A mass noun or non-count noun refers to a quantity that is treated as a composite unit. One cannot ordinarily modify the mass noun with a numeral without a unit of measurement. For instance, rather than referring to four sands or ten rices (a numeral and a plural noun), we just refer to sand or rice. If you add some rice, then you have more rice, but that addition is only countable using some other unit - grains, grams, ounces. The contrast would be a count noun.
A related property you are appealing to is called cumulativity in linguistics (Wikipedia):
In linguistic semantics, an expression X is said to have cumulative reference if and only if the following holds: If X is true of both of a and b, then it is also true of the combination of a and b. Example: If two separate entities can be said to be "water", then combining them into one entity will yield more "water". If two separate entities can be said to be "a house", their combination cannot be said to be "a house". Hence, "water" has cumulative reference, while the expression "a house" does not.

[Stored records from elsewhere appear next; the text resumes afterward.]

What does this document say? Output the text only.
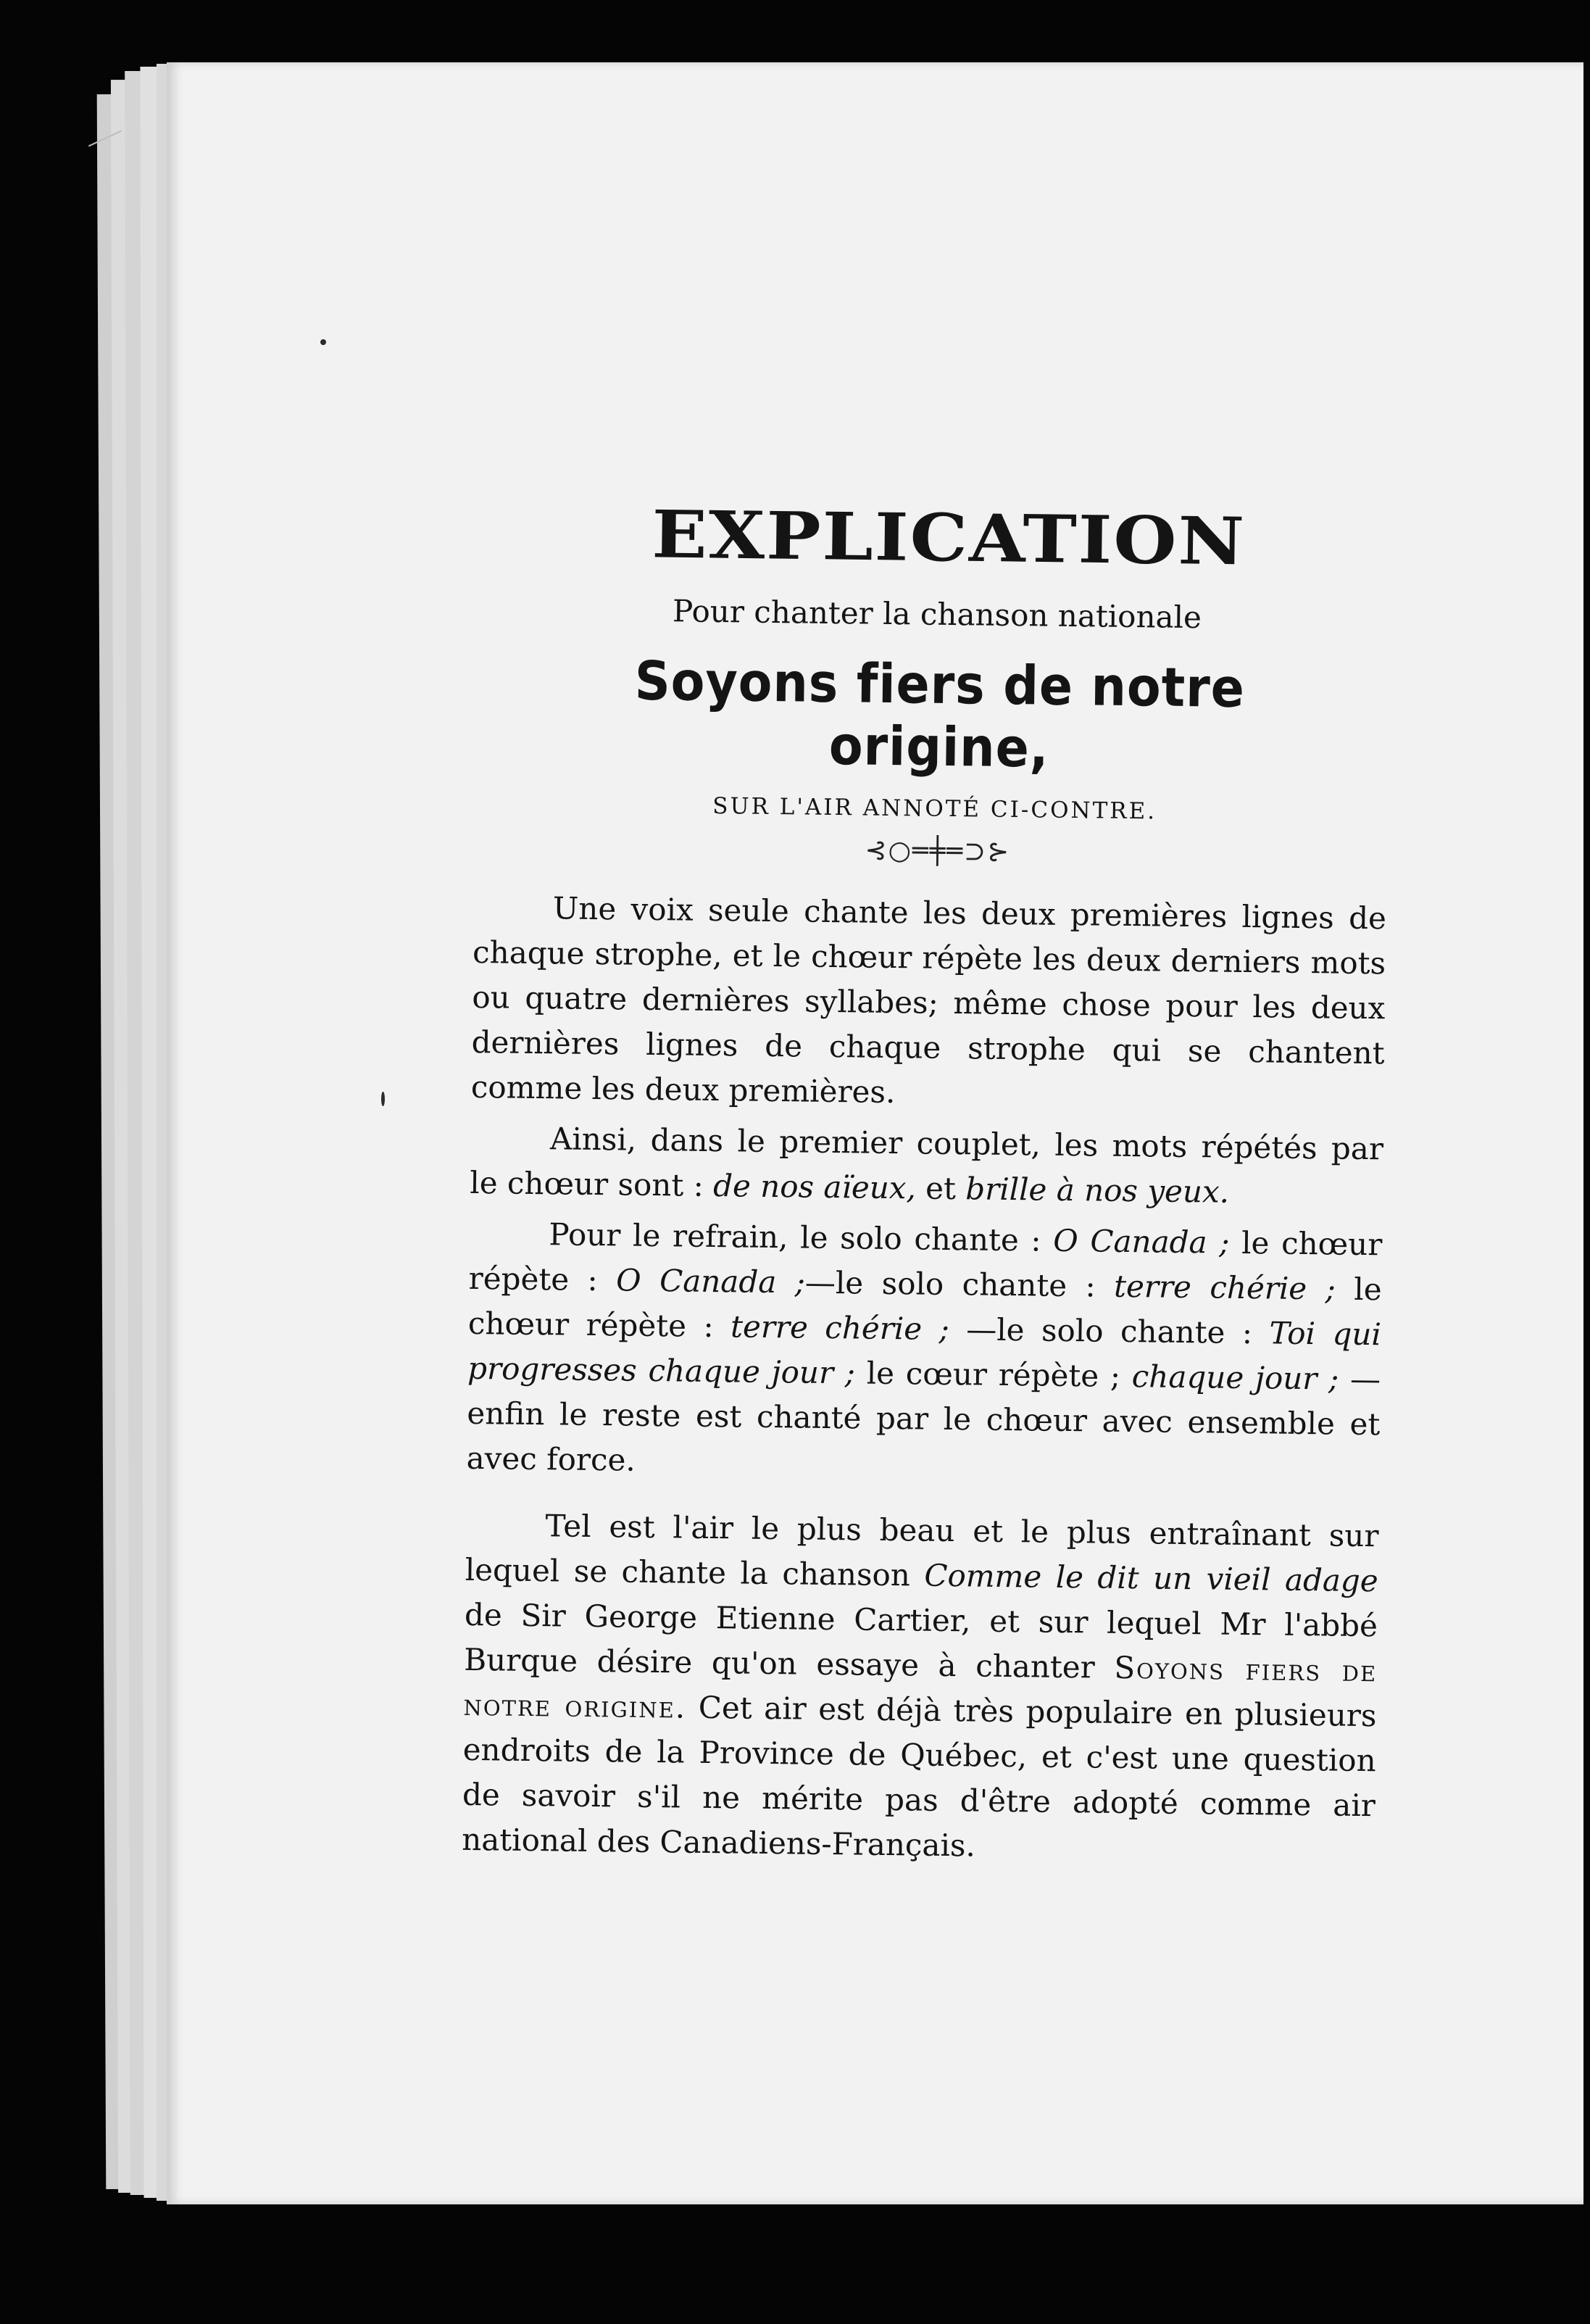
EXPLICATION
Pour chanter la chanson nationale
Soyons fiers de notre origine,
SUR L'AIR ANNOTÉ CI-CONTRE.
⊰○═╪═⊃⊱

Une voix seule chante les deux premières lignes de chaque strophe, et le chœur répète les deux derniers mots ou quatre dernières syllabes; même chose pour les deux dernières lignes de chaque strophe qui se chantent comme les deux premières.

Ainsi, dans le premier couplet, les mots répétés par le chœur sont : de nos aïeux, et brille à nos yeux.

Pour le refrain, le solo chante : O Canada ; le chœur répète : O Canada ;—le solo chante : terre chérie ; le chœur répète : terre chérie ; —le solo chante : Toi qui progresses chaque jour ; le cœur répète ; chaque jour ; —enfin le reste est chanté par le chœur avec ensemble et avec force.

Tel est l'air le plus beau et le plus entraînant sur lequel se chante la chanson Comme le dit un vieil adage de Sir George Etienne Cartier, et sur lequel Mr l'abbé Burque désire qu'on essaye à chanter Soyons fiers de notre origine. Cet air est déjà très populaire en plusieurs endroits de la Province de Québec, et c'est une question de savoir s'il ne mérite pas d'être adopté comme air national des Canadiens-Français.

So mass nouns like water use cumulative reference: add water to water and you have water (1+1=1). So, incidentally, do plurals: if you add houses to houses, then the result is still houses (plural+plural=plural).
The contrast is quantization or quantized reference (Wikipedia; see also Fleischhauer and Gabrovska, 103), where you have one banana but the form changes upon counting (two bananas). Another way to think of it is trying to divide an apple versus dividing water. There is no subpart of apple that is a whole apple (1 divided by 2 is a half), but you can divide water to get subparts of water (mass divided by half is still mass). The apple is quantized; water isn't.
Note that the latter terms (cumulative, quantized) are quite technical and not commonly known. Mass nouns and count nouns are at least more familiar terms to someone who has gone through a grammar class.